I want hints like "in the case of ambiguity resolve to transition time immediately before/immediately after transition" or "provide suitable time prior to/after to transition".
Although that might be nice it's not what mktime gives us, and I doubt whether it's a good idea to try to implement it from scratch in Emacs.
I hope, they may work without explicitly providing time zone offset to the input that anyway requires additional calculations.
It doesn't require additional calculations on the Emacs Lisp user's part. All you need to do is save the UT offset, and use it later. There's so little overhead to this that it's not worth worrying about.
±n hours may mean ±n*3600 seconds or time with same minutes and seconds values but hours value is changed by n even if a 30 min DST transition happens in between.
Sorry, I don't understand what this sentence is intended to mean.
`parse-time-string' has another set of problems.
Sure, but that was just an example. You can write your own date parser. The point is that when you save a localtime timestamp, you should save its UT offset too, in whatever notation is appropriate.
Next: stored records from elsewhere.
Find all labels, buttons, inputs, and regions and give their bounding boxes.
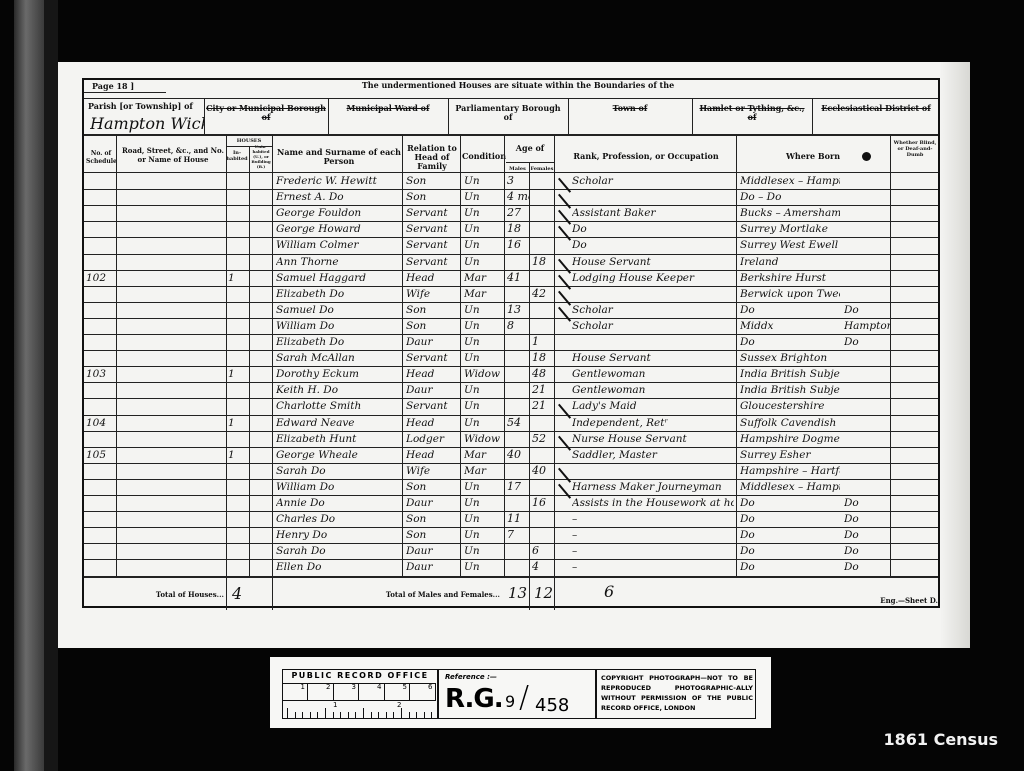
town-label: Town of [570,104,690,113]
cell-schedule [86,558,114,576]
reference-series: 9 [505,692,515,711]
cell-note: Do [844,558,890,576]
col-schedule: No. of Schedule [86,150,116,166]
ruler-bottom-mark: 1 [333,701,337,709]
film-dot-mark [862,152,871,161]
col-line [890,136,891,576]
parish-label: Parish [or Township] of [88,102,198,111]
ruler-tick [302,712,303,718]
total-females: 12 [534,584,553,602]
ruler-tick [416,712,417,718]
city-label: City or Municipal Borough of [206,104,326,122]
ruler-top: 123456 [283,683,436,700]
page-rule [84,92,166,93]
copyright-text: COPYRIGHT PHOTOGRAPH—NOT TO BE REPRODUCE… [601,673,753,713]
col-line [116,136,117,576]
ruler-tick [325,708,326,718]
image-caption: 1861 Census [883,730,998,749]
page-word: Page [92,81,114,91]
cell-name: Ellen Do [276,558,401,576]
tally-mark [558,226,571,241]
ruler-tick [340,712,341,718]
reference-slash: / [519,680,529,715]
divider [568,98,569,134]
ruler-tick [287,708,288,718]
col-line [736,136,737,576]
ruler-tick [409,712,410,718]
cell-condition: Un [464,558,504,576]
cell-relation: Daur [406,558,458,576]
col-age: Age of [506,144,554,153]
col-uninhabited: Unin-habited (U.), or Building (B.) [250,144,272,169]
total-houses-label: Total of Houses... [124,590,224,599]
ruler-mark: 2 [309,683,334,700]
cell-occupation: – [572,558,734,576]
ruler-tick [424,712,425,718]
col-line [504,136,505,576]
census-sheet: The undermentioned Houses are situate wi… [58,62,970,648]
tally-mark [558,259,571,274]
ruler-box: PUBLIC RECORD OFFICE 123456 12 [282,669,438,719]
tally-mark [558,468,571,483]
col-condition: Condition [462,152,504,161]
office-title: PUBLIC RECORD OFFICE [283,671,437,680]
page-number: 18 [116,81,127,91]
footer-code: Eng.—Sheet D. [838,596,938,605]
ecclesiastical-label: Ecclesiastical District of [814,104,938,113]
tally-mark [558,404,571,419]
ruler-bottom: 12 [283,701,436,718]
page-label: Page 18 ] [92,82,134,91]
ruler-tick [378,712,379,718]
divider [812,98,813,134]
tally-mark [558,178,571,193]
tally-mark [558,291,571,306]
total-persons-label: Total of Males and Females... [344,590,500,599]
tally-mark [558,210,571,225]
tally-mark [558,436,571,451]
ruler-tick [431,712,432,718]
ward-label: Municipal Ward of [330,104,446,113]
col-road: Road, Street, &c., and No. or Name of Ho… [118,146,228,164]
total-extra-mark: 6 [604,582,614,601]
col-line [272,136,273,610]
ruler-tick [348,712,349,718]
parliamentary-label: Parliamentary Borough of [450,104,566,122]
col-blind: Whether Blind, or Deaf-and-Dumb [892,140,938,158]
ruler-tick [386,712,387,718]
tally-mark [558,484,571,499]
ruler-tick [295,712,296,718]
divider [204,98,205,134]
reference-piece: 458 [535,695,569,716]
ruler-mark: 6 [411,683,436,700]
ruler-tick [363,708,364,718]
reference-label: Reference :— [445,673,497,681]
ruler-tick [393,712,394,718]
reference-box: Reference :— R.G. 9 / 458 [438,669,596,719]
ruler-mark: 5 [385,683,410,700]
cell-born: Do [740,558,840,576]
col-line [554,136,555,610]
col-line [460,136,461,576]
ruler-mark: 1 [283,683,308,700]
header-rule-2 [84,134,938,136]
reference-prefix: R.G. [445,684,503,714]
col-relation: Relation to Head of Family [404,144,460,171]
totals-rule [84,576,938,578]
col-inhabited: In-habited [226,150,248,162]
cell-female: 4 [532,558,554,576]
ruler-tick [355,712,356,718]
film-spine [14,0,44,771]
parish-value: Hampton Wick [90,114,205,133]
header-rule-1 [84,98,938,99]
ruler-tick [401,708,402,718]
tally-mark [558,275,571,290]
age-subrule [506,162,554,163]
copyright-box: COPYRIGHT PHOTOGRAPH—NOT TO BE REPRODUCE… [596,669,756,719]
cell-male [507,558,529,576]
census-table: Page 18 ] Parish [or Township] of Hampto… [82,78,940,608]
cell-inhabited [228,558,248,576]
total-houses-value: 4 [232,584,242,603]
col-line [226,136,227,610]
divider [328,98,329,134]
ruler-mark: 4 [360,683,385,700]
sheet-shadow [940,62,970,648]
col-name: Name and Surname of each Person [276,148,402,166]
ruler-tick [333,712,334,718]
tally-mark [558,194,571,209]
film-edge [44,0,58,771]
col-occupation: Rank, Profession, or Occupation [556,152,736,161]
ruler-bottom-mark: 2 [397,701,401,709]
col-line [402,136,403,576]
ruler-mark: 3 [334,683,359,700]
tally-mark [558,307,571,322]
ruler-tick [371,712,372,718]
total-males: 13 [508,584,527,602]
record-office-label: PUBLIC RECORD OFFICE 123456 12 Reference… [270,657,771,728]
divider [692,98,693,134]
ruler-tick [317,712,318,718]
hamlet-label: Hamlet or Tything, &c., of [694,104,810,122]
ruler-tick [310,712,311,718]
divider [448,98,449,134]
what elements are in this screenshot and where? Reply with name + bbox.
UTC offset is another feature and implementing the hints I have tried to describe may require implementing from scratch full stack of time handling functions.
I doubt whether that's a good idea. I've written that sort of code, and it's a lot more work than one might think and it's notoriously difficult to do it correctly. You have better things to do.
So I still do not see any point in mandatory DST and ZONE fields in new interface of `encode-time'.
I think we're in agreement here. As I mentioned earlier, I plan to modify Emacs encode-time so that you can pass it a 6-arg list as well as an 9-arg list. Once this change is in, the DST and ZONE fields will not be mandatory.